Since it was founded in 1886, Addis Ababa has kept its unique mixed identity, as a home of almost all ethnic groups and a destination of economically hopeful immigrants from all parts of the country. The city of 7 million people is welcoming to Africa’s wealthy and has a fast–growing middle class. As the headquarters of many international organizations, including the African Union and the internationally competitive Ethiopian Airlines, it is a locus of lucrative investment opportunities and high paying jobs.
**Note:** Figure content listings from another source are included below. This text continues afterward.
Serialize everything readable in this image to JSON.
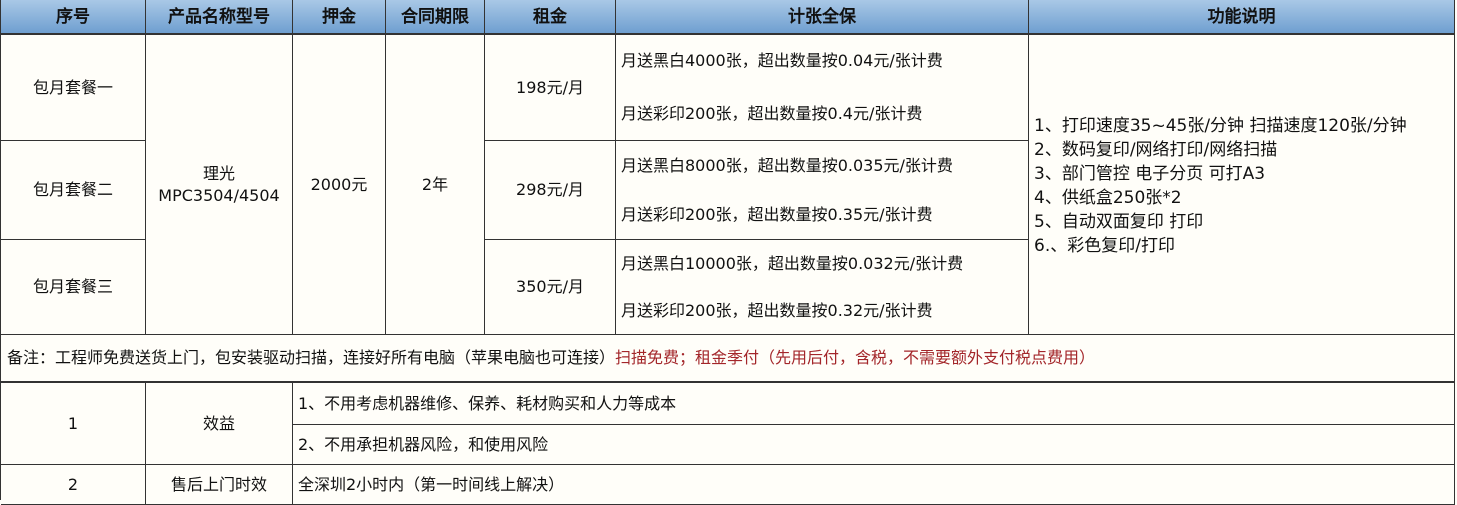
{
  "headers": [
    "序号",
    "产品名称型号",
    "押金",
    "合同期限",
    "租金",
    "计张全保",
    "功能说明"
  ],
  "plans": [
    {
      "name": "包月套餐一",
      "rent": "198元/月",
      "bw": "月送黑白4000张，超出数量按0.04元/张计费",
      "color": "月送彩印200张，超出数量按0.4元/张计费"
    },
    {
      "name": "包月套餐二",
      "rent": "298元/月",
      "bw": "月送黑白8000张，超出数量按0.035元/张计费",
      "color": "月送彩印200张，超出数量按0.35元/张计费"
    },
    {
      "name": "包月套餐三",
      "rent": "350元/月",
      "bw": "月送黑白10000张，超出数量按0.032元/张计费",
      "color": "月送彩印200张，超出数量按0.32元/张计费"
    }
  ],
  "product": {
    "line1": "理光",
    "line2": "MPC3504/4504"
  },
  "deposit": "2000元",
  "term": "2年",
  "features": [
    "1、打印速度35~45张/分钟 扫描速度120张/分钟",
    "2、数码复印/网络打印/网络扫描",
    "3、部门管控  电子分页  可打A3",
    "4、供纸盒250张*2",
    "5、自动双面复印 打印",
    "6.、彩色复印/打印"
  ],
  "note": {
    "black": "备注：工程师免费送货上门，包安装驱动扫描，连接好所有电脑（苹果电脑也可连接）",
    "red": "扫描免费；租金季付（先用后付，含税，不需要额外支付税点费用）",
    "red_color": "#a3262a"
  },
  "rows": [
    {
      "no": "1",
      "title": "效益",
      "items": [
        "1、不用考虑机器维修、保养、耗材购买和人力等成本",
        "2、不用承担机器风险，和使用风险"
      ]
    },
    {
      "no": "2",
      "title": "售后上门时效",
      "items": [
        "全深圳2小时内（第一时间线上解决）"
      ]
    }
  ]
}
Ethnic federalism in Ethiopia mixes politics with demography. Regional ethnic elites often compete over the population size of their constituency—the only thing that matter for political power. Consequently, population growth remains high in the country and the demographic transition is slowed. Not only does this make fighting poverty harder but also further instigates instability.

This year, the Ethiopian government decided to postpone population census for a third time as a preemptive measure to avoid exacerbating tensions in the troubled country. In October 2018, two PhD students were stoned to death in the Amhara region of the country, due to false rumor of administering injections and vaccinations as population control measures.

Ethiopia today is a country of soaring youth unemployment where more than one in every four young people in the labor force does not have a job. For many Ethiopians, the prospect of getting a job in areas different from their ethnic homeland is harder than ever. Internal resource movements are severely affected by the political system that incentivizes regional officials to set up and enforce barriers that exclude non indigenous groups from accessing resources in the regions.

That Ethiopia’s ethnic troubles continue after the 2020 election with the current federal system is more than a rare possibility. In the current political environment, it is not moderation but polarization that maximizes support. Hate speech, appealing to bigotry and entitlement—”Ethnic X First”—are not the exception but the rule on social media. Radical ethnic elites are far more popular in their ethnic homeland than any other parties, to the horror of millions of nonnative minorities in their regions.